Even a garden with all the right nutrients (spiritual disciplines), attendants (other believers), and water (living water/Spirit of God) also needs time. When we go through an extended period of spiritual dryness, we don’t often become revitalized in a day. Perseverance plays a key role in our walk of faith because there will be days, months, and sometimes years that feel stagnant and dark. “You need to persevere so that when you have done the will of God, you will receive what he has promised” (Hebrews 10:36).
It is in the unseen, underground where we become rooted; but there is little light to help us see the growth and be encouraged. Janet O. Hagberg and Robert A. Guelich propose in The Critical Journey that these dark times can feel like running into a wall in our faith journey, but that it is a common and important experience. They say, “The Wall, a dark and sacred place, reeks of God. In the Wall, we are vulnerable enough to listen to what God says - whether it is in the guise of other people’s voices, God’s voice, or serendipitous experiences.

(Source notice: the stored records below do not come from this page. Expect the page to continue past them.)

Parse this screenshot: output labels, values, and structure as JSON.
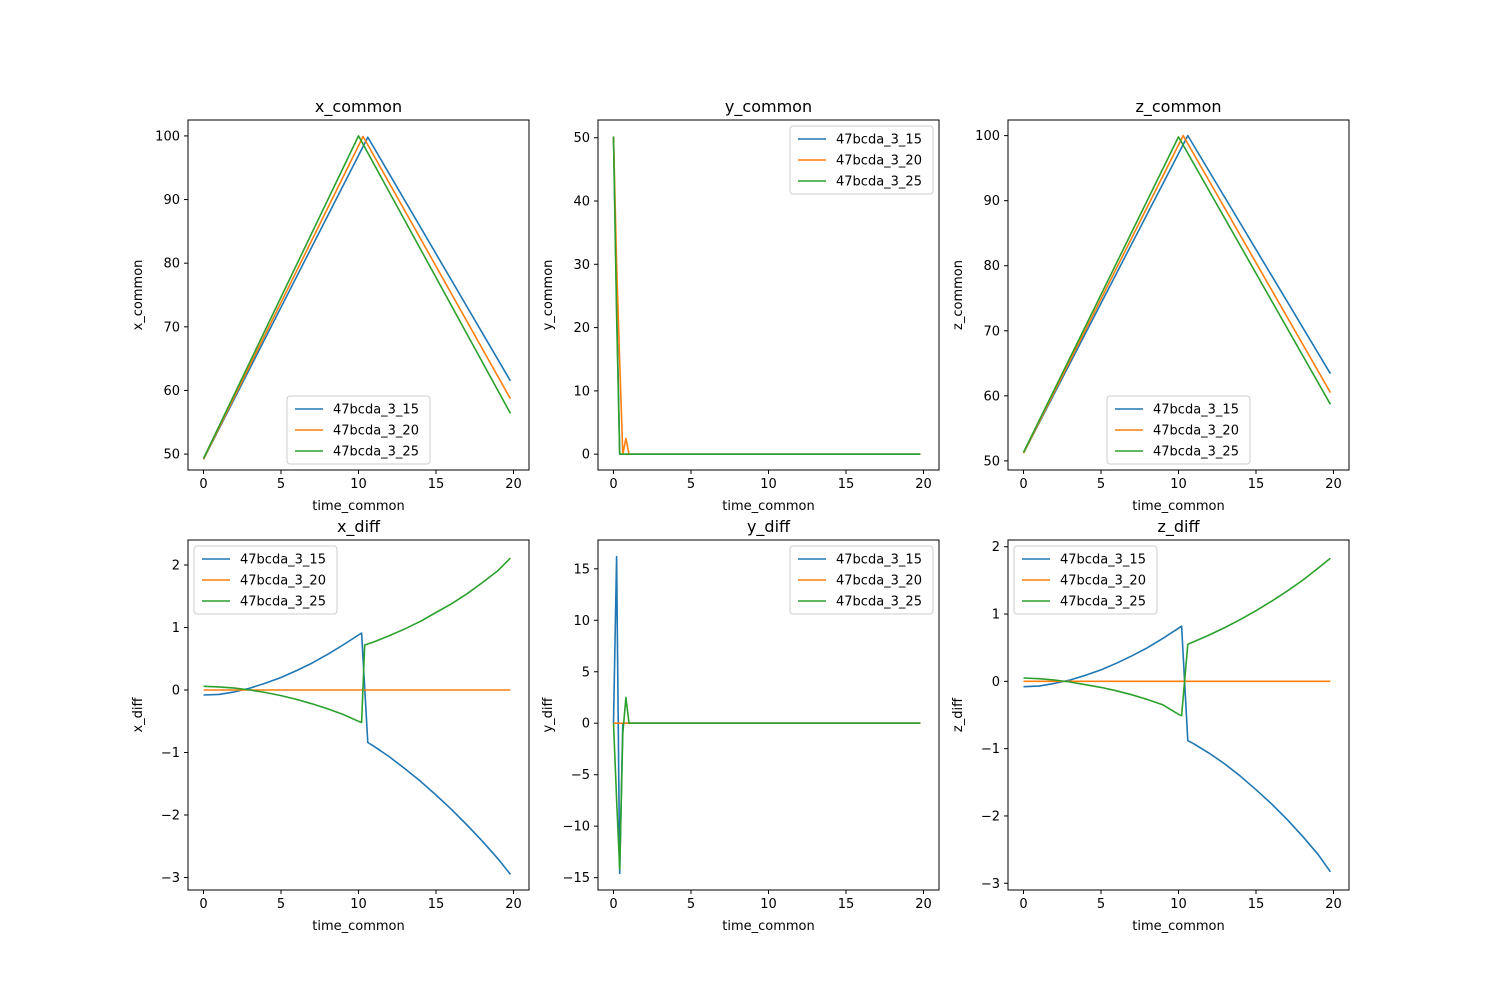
{
  "colors": {
    "s15": "#1f77b4",
    "s20": "#ff7f0e",
    "s25": "#2ca02c"
  },
  "chart_data": [
    {
      "id": "x_common",
      "type": "line",
      "title": "x_common",
      "xlabel": "time_common",
      "ylabel": "x_common",
      "xlim": [
        -1,
        21
      ],
      "ylim": [
        47.5,
        102.5
      ],
      "xticks": [
        0,
        5,
        10,
        15,
        20
      ],
      "yticks": [
        50,
        60,
        70,
        80,
        90,
        100
      ],
      "legend": "lower center",
      "series": [
        {
          "name": "47bcda_3_15",
          "color": "#1f77b4",
          "x": [
            0,
            10.6,
            19.8
          ],
          "y": [
            49.2,
            99.8,
            61.5
          ]
        },
        {
          "name": "47bcda_3_20",
          "color": "#ff7f0e",
          "x": [
            0,
            10.3,
            19.8
          ],
          "y": [
            49.2,
            99.9,
            58.7
          ]
        },
        {
          "name": "47bcda_3_25",
          "color": "#2ca02c",
          "x": [
            0,
            10.0,
            19.8
          ],
          "y": [
            49.3,
            100.0,
            56.4
          ]
        }
      ]
    },
    {
      "id": "y_common",
      "type": "line",
      "title": "y_common",
      "xlabel": "time_common",
      "ylabel": "y_common",
      "xlim": [
        -1,
        21
      ],
      "ylim": [
        -2.5,
        52.8
      ],
      "xticks": [
        0,
        5,
        10,
        15,
        20
      ],
      "yticks": [
        0,
        10,
        20,
        30,
        40,
        50
      ],
      "legend": "upper right",
      "series": [
        {
          "name": "47bcda_3_15",
          "color": "#1f77b4",
          "x": [
            0,
            0.2,
            0.4,
            0.6,
            19.8
          ],
          "y": [
            50.2,
            24,
            0,
            0,
            0
          ]
        },
        {
          "name": "47bcda_3_20",
          "color": "#ff7f0e",
          "x": [
            0,
            0.2,
            0.4,
            0.6,
            0.8,
            1.0,
            19.8
          ],
          "y": [
            50.2,
            30,
            14.6,
            0,
            2.5,
            0,
            0
          ]
        },
        {
          "name": "47bcda_3_25",
          "color": "#2ca02c",
          "x": [
            0,
            0.2,
            0.4,
            0.6,
            19.8
          ],
          "y": [
            50.2,
            22,
            0,
            0,
            0
          ]
        }
      ]
    },
    {
      "id": "z_common",
      "type": "line",
      "title": "z_common",
      "xlabel": "time_common",
      "ylabel": "z_common",
      "xlim": [
        -1,
        21
      ],
      "ylim": [
        48.6,
        102.4
      ],
      "xticks": [
        0,
        5,
        10,
        15,
        20
      ],
      "yticks": [
        50,
        60,
        70,
        80,
        90,
        100
      ],
      "legend": "lower center",
      "series": [
        {
          "name": "47bcda_3_15",
          "color": "#1f77b4",
          "x": [
            0,
            10.6,
            19.8
          ],
          "y": [
            51.2,
            100.0,
            63.4
          ]
        },
        {
          "name": "47bcda_3_20",
          "color": "#ff7f0e",
          "x": [
            0,
            10.3,
            19.8
          ],
          "y": [
            51.2,
            100.0,
            60.5
          ]
        },
        {
          "name": "47bcda_3_25",
          "color": "#2ca02c",
          "x": [
            0,
            10.0,
            19.8
          ],
          "y": [
            51.3,
            99.8,
            58.7
          ]
        }
      ]
    },
    {
      "id": "x_diff",
      "type": "line",
      "title": "x_diff",
      "xlabel": "time_common",
      "ylabel": "x_diff",
      "xlim": [
        -1,
        21
      ],
      "ylim": [
        -3.2,
        2.4
      ],
      "xticks": [
        0,
        5,
        10,
        15,
        20
      ],
      "yticks": [
        -3,
        -2,
        -1,
        0,
        1,
        2
      ],
      "legend": "upper left",
      "series": [
        {
          "name": "47bcda_3_15",
          "color": "#1f77b4",
          "x": [
            0,
            1,
            2,
            3,
            4,
            5,
            6,
            7,
            8,
            9,
            10,
            10.2,
            10.6,
            11,
            12,
            13,
            14,
            15,
            16,
            17,
            18,
            19,
            19.8
          ],
          "y": [
            -0.08,
            -0.07,
            -0.03,
            0.03,
            0.11,
            0.2,
            0.31,
            0.43,
            0.57,
            0.72,
            0.88,
            0.91,
            -0.84,
            -0.9,
            -1.07,
            -1.26,
            -1.46,
            -1.68,
            -1.91,
            -2.16,
            -2.42,
            -2.7,
            -2.95
          ]
        },
        {
          "name": "47bcda_3_20",
          "color": "#ff7f0e",
          "x": [
            0,
            19.8
          ],
          "y": [
            0,
            0
          ]
        },
        {
          "name": "47bcda_3_25",
          "color": "#2ca02c",
          "x": [
            0,
            1,
            2,
            3,
            4,
            5,
            6,
            7,
            8,
            9,
            10,
            10.2,
            10.4,
            11,
            12,
            13,
            14,
            15,
            16,
            17,
            18,
            19,
            19.8
          ],
          "y": [
            0.06,
            0.05,
            0.03,
            0.0,
            -0.04,
            -0.09,
            -0.15,
            -0.22,
            -0.3,
            -0.39,
            -0.5,
            -0.52,
            0.72,
            0.77,
            0.87,
            0.98,
            1.1,
            1.24,
            1.38,
            1.54,
            1.72,
            1.91,
            2.11
          ]
        }
      ]
    },
    {
      "id": "y_diff",
      "type": "line",
      "title": "y_diff",
      "xlabel": "time_common",
      "ylabel": "y_diff",
      "xlim": [
        -1,
        21
      ],
      "ylim": [
        -16.2,
        17.8
      ],
      "xticks": [
        0,
        5,
        10,
        15,
        20
      ],
      "yticks": [
        -15,
        -10,
        -5,
        0,
        5,
        10,
        15
      ],
      "legend": "upper right",
      "series": [
        {
          "name": "47bcda_3_15",
          "color": "#1f77b4",
          "x": [
            0,
            0.2,
            0.4,
            0.6,
            0.8,
            1.0,
            19.8
          ],
          "y": [
            0,
            16.2,
            -14.6,
            0,
            0,
            0,
            0
          ]
        },
        {
          "name": "47bcda_3_20",
          "color": "#ff7f0e",
          "x": [
            0,
            19.8
          ],
          "y": [
            0,
            0
          ]
        },
        {
          "name": "47bcda_3_25",
          "color": "#2ca02c",
          "x": [
            0,
            0.2,
            0.4,
            0.6,
            0.8,
            1.0,
            19.8
          ],
          "y": [
            0,
            -7.4,
            -14.2,
            -1.0,
            2.5,
            0,
            0
          ]
        }
      ]
    },
    {
      "id": "z_diff",
      "type": "line",
      "title": "z_diff",
      "xlabel": "time_common",
      "ylabel": "z_diff",
      "xlim": [
        -1,
        21
      ],
      "ylim": [
        -3.1,
        2.1
      ],
      "xticks": [
        0,
        5,
        10,
        15,
        20
      ],
      "yticks": [
        -3,
        -2,
        -1,
        0,
        1,
        2
      ],
      "legend": "upper left",
      "series": [
        {
          "name": "47bcda_3_15",
          "color": "#1f77b4",
          "x": [
            0,
            1,
            2,
            3,
            4,
            5,
            6,
            7,
            8,
            9,
            10,
            10.2,
            10.6,
            11,
            12,
            13,
            14,
            15,
            16,
            17,
            18,
            19,
            19.8
          ],
          "y": [
            -0.08,
            -0.07,
            -0.03,
            0.02,
            0.09,
            0.17,
            0.27,
            0.38,
            0.5,
            0.64,
            0.79,
            0.82,
            -0.88,
            -0.93,
            -1.07,
            -1.23,
            -1.41,
            -1.61,
            -1.82,
            -2.05,
            -2.3,
            -2.57,
            -2.83
          ]
        },
        {
          "name": "47bcda_3_20",
          "color": "#ff7f0e",
          "x": [
            0,
            19.8
          ],
          "y": [
            0,
            0
          ]
        },
        {
          "name": "47bcda_3_25",
          "color": "#2ca02c",
          "x": [
            0,
            1,
            2,
            3,
            4,
            5,
            6,
            7,
            8,
            9,
            10,
            10.2,
            10.6,
            11,
            12,
            13,
            14,
            15,
            16,
            17,
            18,
            19,
            19.8
          ],
          "y": [
            0.05,
            0.04,
            0.02,
            -0.01,
            -0.05,
            -0.09,
            -0.14,
            -0.2,
            -0.27,
            -0.35,
            -0.49,
            -0.51,
            0.55,
            0.59,
            0.69,
            0.8,
            0.92,
            1.05,
            1.19,
            1.34,
            1.5,
            1.68,
            1.83
          ]
        }
      ]
    }
  ]
}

Once we believe that God is in the midst of the darkness with us, it can be a transforming place.”
Holding on to faith even in the dark is a way we give all we have. It is here where we say, “I’m all in” or begin to back away from hope for a faith that can offer shelter to others and ourselves. “The kingdom of heaven is like treasure hidden in a field. When a man found it, he hid it again, and then in his joy went and sold all he had and bought that field” (Matthew 13:44). Is the treasure worth it? It was, is, and always will be! We can give all we have to find more of God and his kingdom and know that there will be a day when we will never be thirsty again.